In un'intervista a Fox News, Donald Trump ha affermato che "sta valutando seriamente di rendere il Venezuela il 51esimo Stato Usa" senza precisare in che modo. Da tempo lo sguardo del tycoon è rivolto verso lo stato dell'America Latina, a causa in particolare delle sue risorse petrolifere. Inoltre, i rapporti tra Usa e Venezuela, nel tempo, si sono deteriorati anche a causa delle continue accuse di narcotraffico venezuelano verso gli Stati Uniti. Una sorta di escalation culminata con l'arresto e la deportazione dell'ex presidente Nicolas Maduro e sua moglie Cilia Flores lo scorso 3 gennaio nell'ambito dell'operazione Absolute Resolve

Da Caracas: "Non siamo una colonia" -

 Se da una parte la portavoce della Casa Bianca, Anna Kelly, non ha voluto commentare le dichiarazioni del presidente americano limitandosi a dichiarare che "è famoso per non accettare mai lo status quo".  Dall'altra parte la presidente venezuelana ad interim Delcy Rodriguez ha risposto che il suo Paese "non è una colonia, ma una nazione libera". Inoltre, ha proseguito la Rodriguez: "Se noi venezuelani abbiamo qualcosa è che amiamo il nostro processo di indipendenza", sottolineando che la sovranità del suo Paese è stata costruita "dalla gloria di uomini e donne che hanno dato la vita".
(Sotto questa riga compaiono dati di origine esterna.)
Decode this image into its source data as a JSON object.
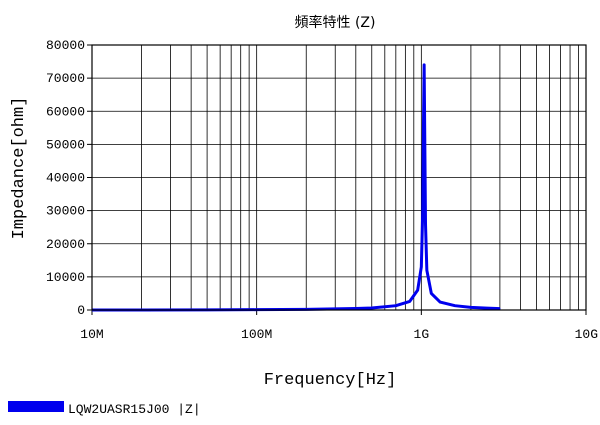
{
  "chart_data": {
    "type": "line",
    "title": "頻率特性 (Z)",
    "xlabel": "Frequency[Hz]",
    "ylabel": "Impedance[ohm]",
    "x_scale": "log",
    "xlim": [
      10000000,
      10000000000
    ],
    "ylim": [
      0,
      80000
    ],
    "x_ticks": [
      {
        "value": 10000000,
        "label": "10M"
      },
      {
        "value": 100000000,
        "label": "100M"
      },
      {
        "value": 1000000000,
        "label": "1G"
      },
      {
        "value": 10000000000,
        "label": "10G"
      }
    ],
    "y_ticks": [
      {
        "value": 0,
        "label": "0"
      },
      {
        "value": 10000,
        "label": "10000"
      },
      {
        "value": 20000,
        "label": "20000"
      },
      {
        "value": 30000,
        "label": "30000"
      },
      {
        "value": 40000,
        "label": "40000"
      },
      {
        "value": 50000,
        "label": "50000"
      },
      {
        "value": 60000,
        "label": "60000"
      },
      {
        "value": 70000,
        "label": "70000"
      },
      {
        "value": 80000,
        "label": "80000"
      }
    ],
    "grid": true,
    "legend_position": "bottom-left",
    "series": [
      {
        "name": "LQW2UASR15J00 |Z|",
        "color": "#0000ee",
        "points": [
          {
            "x": 10000000,
            "y": 10
          },
          {
            "x": 20000000,
            "y": 19
          },
          {
            "x": 50000000,
            "y": 48
          },
          {
            "x": 100000000,
            "y": 97
          },
          {
            "x": 200000000,
            "y": 200
          },
          {
            "x": 400000000,
            "y": 450
          },
          {
            "x": 500000000,
            "y": 620
          },
          {
            "x": 700000000,
            "y": 1300
          },
          {
            "x": 850000000,
            "y": 2600
          },
          {
            "x": 950000000,
            "y": 6000
          },
          {
            "x": 1000000000,
            "y": 13000
          },
          {
            "x": 1020000000,
            "y": 30000
          },
          {
            "x": 1030000000,
            "y": 55000
          },
          {
            "x": 1040000000,
            "y": 74000
          },
          {
            "x": 1050000000,
            "y": 50000
          },
          {
            "x": 1060000000,
            "y": 26000
          },
          {
            "x": 1080000000,
            "y": 12000
          },
          {
            "x": 1150000000,
            "y": 5000
          },
          {
            "x": 1300000000,
            "y": 2400
          },
          {
            "x": 1600000000,
            "y": 1300
          },
          {
            "x": 2000000000,
            "y": 800
          },
          {
            "x": 2500000000,
            "y": 550
          },
          {
            "x": 3000000000,
            "y": 420
          }
        ]
      }
    ]
  }
}
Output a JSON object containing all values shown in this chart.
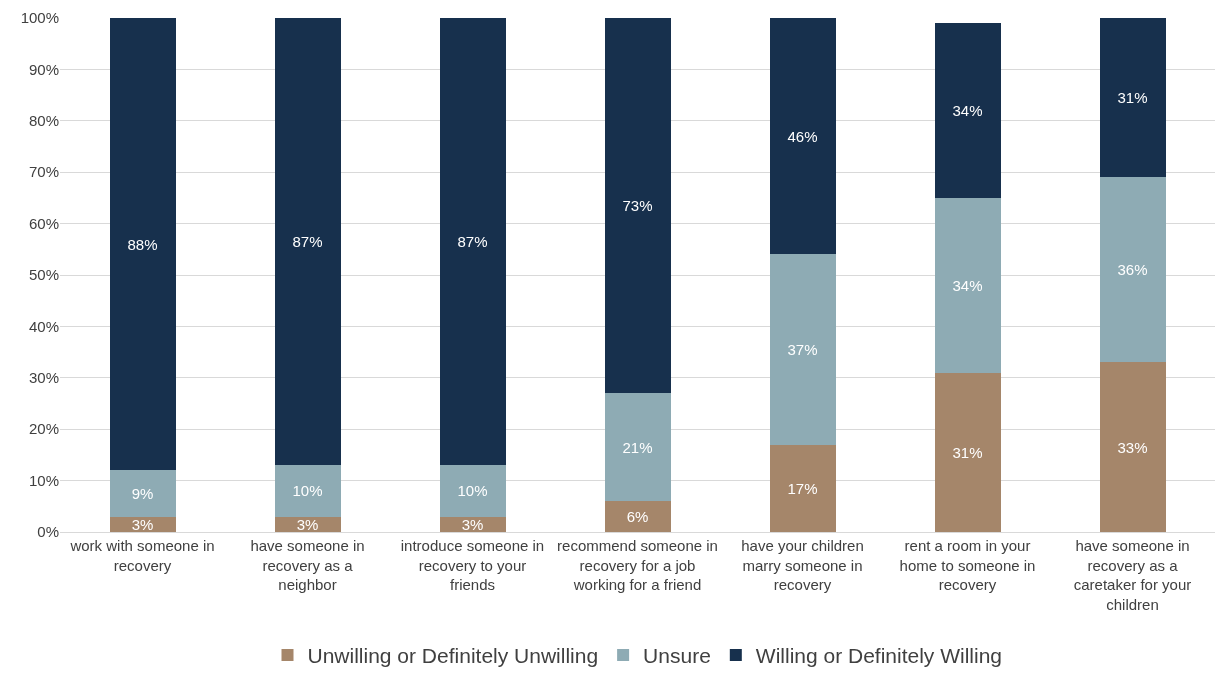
{
  "chart_data": {
    "type": "bar",
    "stacked": true,
    "grid": "y",
    "legend": "bottom",
    "categories": [
      "work with someone in recovery",
      "have someone in recovery as a neighbor",
      "introduce someone in recovery to your friends",
      "recommend someone in recovery for a job working for a friend",
      "have your children marry someone in recovery",
      "rent a room in your home to someone in recovery",
      "have someone in recovery as a caretaker for your children"
    ],
    "series": [
      {
        "name": "Unwilling or Definitely Unwilling",
        "color": "#a5866a",
        "values": [
          3,
          3,
          3,
          6,
          17,
          31,
          33
        ],
        "value_labels": [
          "3%",
          "3%",
          "3%",
          "6%",
          "17%",
          "31%",
          "33%"
        ]
      },
      {
        "name": "Unsure",
        "color": "#8eabb4",
        "values": [
          9,
          10,
          10,
          21,
          37,
          34,
          36
        ],
        "value_labels": [
          "9%",
          "10%",
          "10%",
          "21%",
          "37%",
          "34%",
          "36%"
        ]
      },
      {
        "name": "Willing or Definitely Willing",
        "color": "#17304d",
        "values": [
          88,
          87,
          87,
          73,
          46,
          34,
          31
        ],
        "value_labels": [
          "88%",
          "87%",
          "87%",
          "73%",
          "46%",
          "34%",
          "31%"
        ]
      }
    ],
    "ylim": [
      0,
      100
    ],
    "yticks": [
      {
        "value": 0,
        "label": "0%"
      },
      {
        "value": 10,
        "label": "10%"
      },
      {
        "value": 20,
        "label": "20%"
      },
      {
        "value": 30,
        "label": "30%"
      },
      {
        "value": 40,
        "label": "40%"
      },
      {
        "value": 50,
        "label": "50%"
      },
      {
        "value": 60,
        "label": "60%"
      },
      {
        "value": 70,
        "label": "70%"
      },
      {
        "value": 80,
        "label": "80%"
      },
      {
        "value": 90,
        "label": "90%"
      },
      {
        "value": 100,
        "label": "100%"
      }
    ]
  }
}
Anche Canada, Cuba e Groenlandia nel mirino del tycoon -

 Il Venezuela entra, dunque, nella lista dove già compaiono CanadaGroenlandia e Cuba. In ordine, per quanto riguarda il "vicino di casa" Canada, divenne celebre durante un colloquio a Mar-a-Lago a fine 2024 una proposta del tycoon all'allora premier canadese Justin Trudeau di diventare governatore del suo paese inglobato dagli Stati Uniti. Un'idea portata avanti, anche con toni ben più minacciosi, fino a pochi mesi fa quando ha dichiarato che il Canada "ha duecento anni di storia e tutta quella faccenda 'Oh Canada', non si può risolvere in tre anni e mezzo. Immagino non accadrà", ha spiegato Trump nello Studio Ovale.
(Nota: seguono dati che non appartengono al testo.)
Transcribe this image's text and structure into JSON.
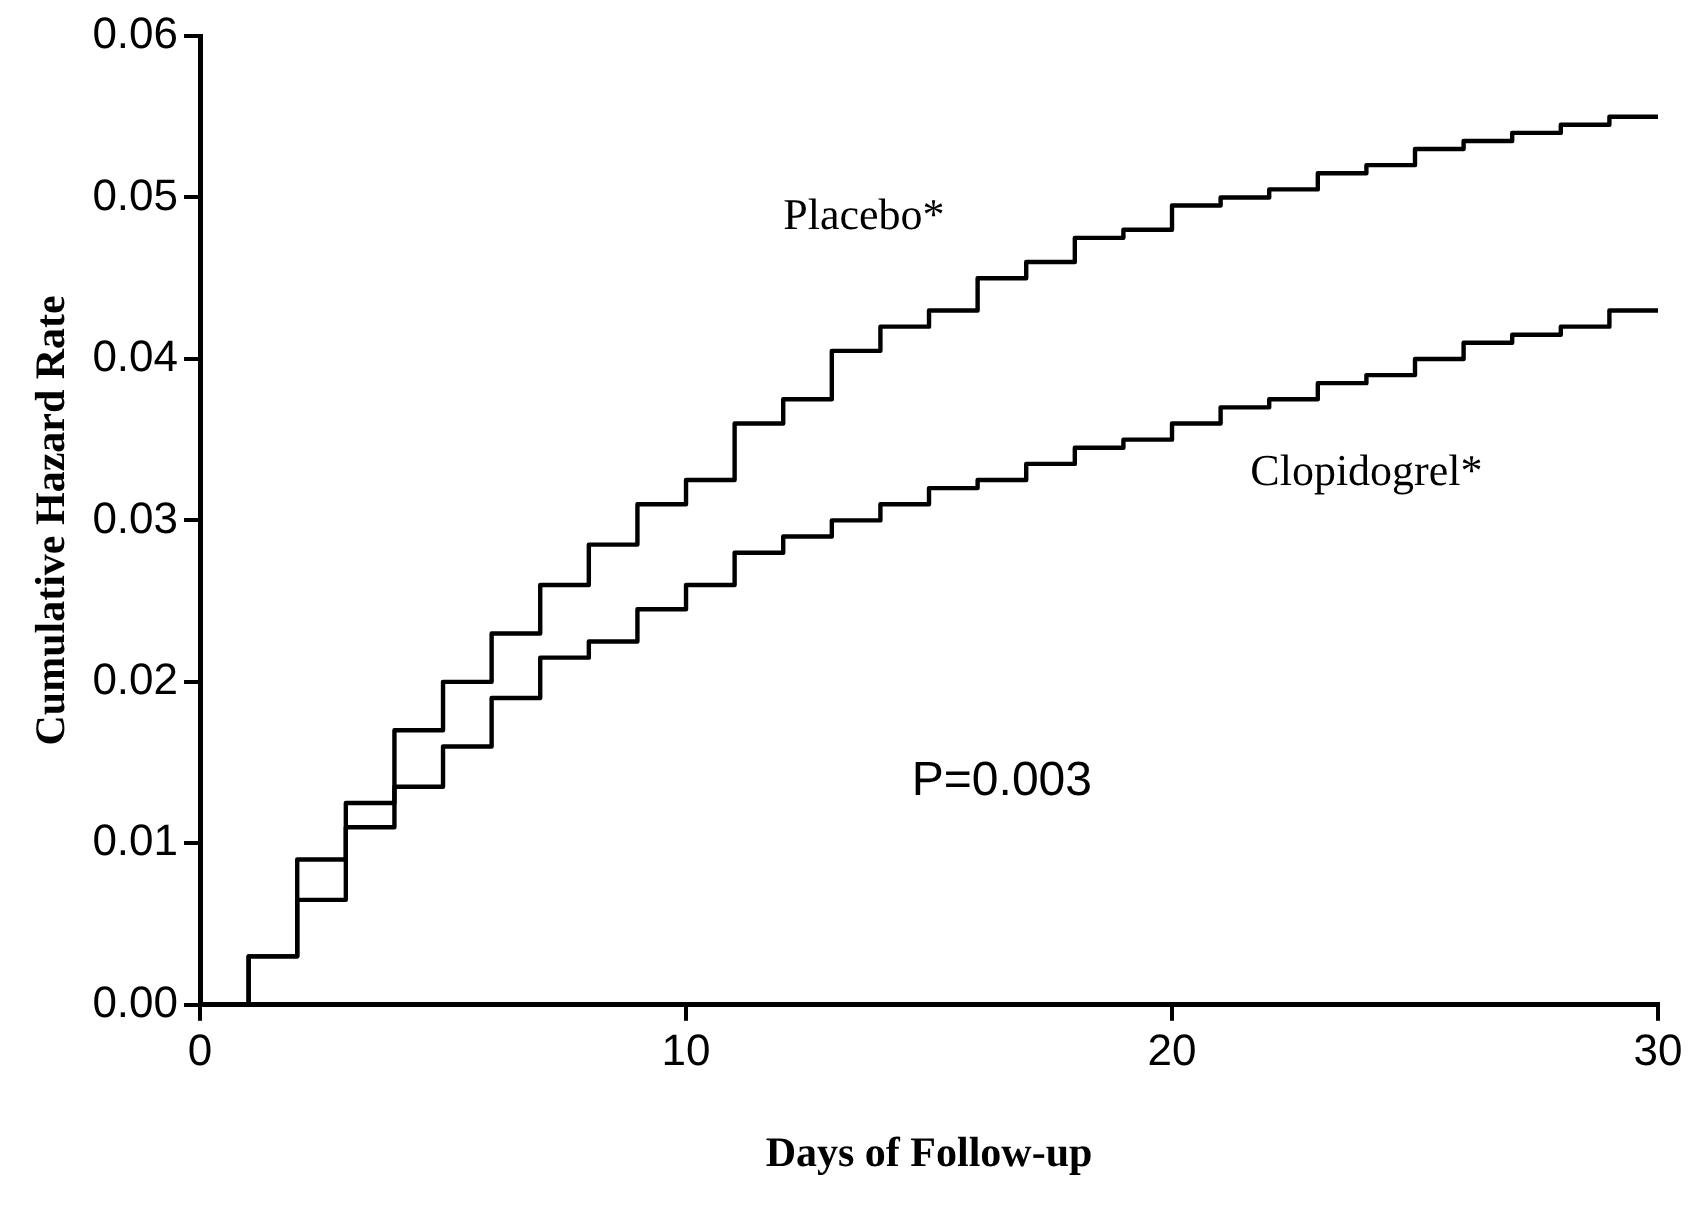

Passando alla Groenlandia il tycoon fino a poco tempo fa non esitava a dire: "La prenderemo con le buone o le cattive", dove le buone sono da intendere come "acquisto" dell'isola dalla Danimarca, mentre le cattive utilizzando la forza. Il motivo? Da una parte quello di Trump, ovvero che se non dovessero essere gli Usa a controllare l'isola allora "la Russia o la Cina ne prenderanno il controllo", dall'altro le immense risorse di terre rare presenti, con uno stock stimato di 1,5 milioni di tonnellate.

Per quanto riguarda Cuba, la cui storia di tensione con gli Usa ha radici profonde, l’amministrazione Trump sta intensificando la pressione sul governo di La Havana, accrescendo i timori che le sue continue minacce di invadere l'isola caraibica possano diventare realtà.